El modelo que se viene: licencias ilimitadas y acceso abierto
Según la documentación filtrada, “varios proveedores podrán ofrecer juego en línea en Austria en el futuro” a través de lo que las autoridades describen como un “sistema de licencias estrictamente regulado”. Mientras que las operaciones de lotería continuarían como monopolio estatal, los servicios de casino en línea estarían disponibles para un número ilimitado de operadores calificados, con autorizaciones iniciales de cinco años y posibilidad de extensión por una década adicional.
El abogado especializado en legislación de juego Arthur Stadler, con sede en Viena, calificó positivamente la decisión de no establecer un límite formal al número de licencias. Stadler señaló que la ausencia de un tope formal es una decisión extremadamente positiva, aunque advirtió que las exigencias económicas para acceder al mercado podrían actuar como un límite de facto, dado que los operadores deberán saldar sentencias judiciales austriacas pendientes y pagar los impuestos correspondientes, incluidos los atrasados, por los años que operaron en el país.
El borrador además exige un capital social mínimo de 10 millones de euros, un requisito que podría dejar fuera del mercado a los operadores más pequeños.
La lección alemana: qué no hay que repetir
La decisión de apostar por licencias ilimitadas no es casual. Tiene un antecedente claro al otro lado de la frontera. Alemania, el mayor mercado de juego de Europa con unos 13.700 millones de euros en ingresos brutos, optó por un régimen con límite de licencias y condiciones restrictivas. El resultado fue una presión persistente del mercado negro, dificultades para canalizar los flujos de apuestas hacia el sector regulado y un debate que continúa sobre si ese marco es realmente funcional.
Stadler señaló que Dinamarca podría servir como modelo para Austria, y que el momento es el adecuado para ser creativos y responsables al permitir esta apertura del mercado nacional de casinos en línea. Los países nórdicos, históricamente considerados un referente en la regulación del juego en línea, ofrecen un marco competitivo, apertura real de mercado y regulación sólida: exactamente la combinación que Austria parece estar adoptando.
Protección al jugador: el núcleo de la reforma
La apertura del mercado no implica relajar los estándares de protección.

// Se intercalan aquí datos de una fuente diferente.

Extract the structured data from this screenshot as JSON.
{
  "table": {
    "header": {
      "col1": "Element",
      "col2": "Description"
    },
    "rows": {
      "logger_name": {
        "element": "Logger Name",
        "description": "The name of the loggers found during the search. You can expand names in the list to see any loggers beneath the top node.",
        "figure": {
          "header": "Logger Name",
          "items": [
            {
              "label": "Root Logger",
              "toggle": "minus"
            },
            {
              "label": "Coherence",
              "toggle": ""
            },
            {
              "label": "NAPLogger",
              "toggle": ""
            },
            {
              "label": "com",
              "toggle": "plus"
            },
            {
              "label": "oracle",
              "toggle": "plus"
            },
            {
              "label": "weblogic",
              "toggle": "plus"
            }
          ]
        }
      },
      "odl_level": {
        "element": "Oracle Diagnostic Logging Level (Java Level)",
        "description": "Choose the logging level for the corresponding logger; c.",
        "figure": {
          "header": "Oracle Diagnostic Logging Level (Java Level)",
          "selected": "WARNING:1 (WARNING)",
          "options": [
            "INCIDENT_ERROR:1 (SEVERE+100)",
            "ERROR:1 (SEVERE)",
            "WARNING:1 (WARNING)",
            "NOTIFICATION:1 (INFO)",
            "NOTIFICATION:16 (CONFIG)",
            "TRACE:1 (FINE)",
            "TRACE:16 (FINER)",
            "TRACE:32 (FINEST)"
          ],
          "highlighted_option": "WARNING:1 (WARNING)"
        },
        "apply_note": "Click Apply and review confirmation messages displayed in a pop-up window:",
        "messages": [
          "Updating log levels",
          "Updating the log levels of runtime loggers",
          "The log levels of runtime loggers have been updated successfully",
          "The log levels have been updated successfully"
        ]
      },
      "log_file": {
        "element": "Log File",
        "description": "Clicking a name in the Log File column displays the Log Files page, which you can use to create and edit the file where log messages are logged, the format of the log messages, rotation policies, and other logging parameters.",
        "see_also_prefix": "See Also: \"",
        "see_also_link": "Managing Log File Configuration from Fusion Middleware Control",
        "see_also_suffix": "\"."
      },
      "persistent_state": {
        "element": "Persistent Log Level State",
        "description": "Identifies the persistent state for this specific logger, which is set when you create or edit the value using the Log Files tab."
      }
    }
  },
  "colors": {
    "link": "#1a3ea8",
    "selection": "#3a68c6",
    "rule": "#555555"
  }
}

Al contrario, el borrador contempla medidas de protección al consumidor que actualmente no existen en la legislación austriaca. Entre las principales medidas se incluyen límites de depósito semanales de 250 euros para jugadores menores de 26 años y de 1.680 euros para los mayores, límites de apuesta de 2 euros por giro o partida, reducción de los premios máximos y prohibición total de los juegos de jackpot.
Tanto el Partido Popular Austriaco (ÖVP) como el Partido Socialdemócrata (SPÖ) expresaron su apoyo a un marco inspirado en el modelo alemán de exclusión centralizada, que impide a los jugadores en riesgo acceder a casinos y plataformas en línea. Aplicar una estructura similar en Austria introduciría una salvaguarda unificada que cubriría a todos los operadores con licencia, fortaleciendo significativamente los esfuerzos de prevención y minimización del daño.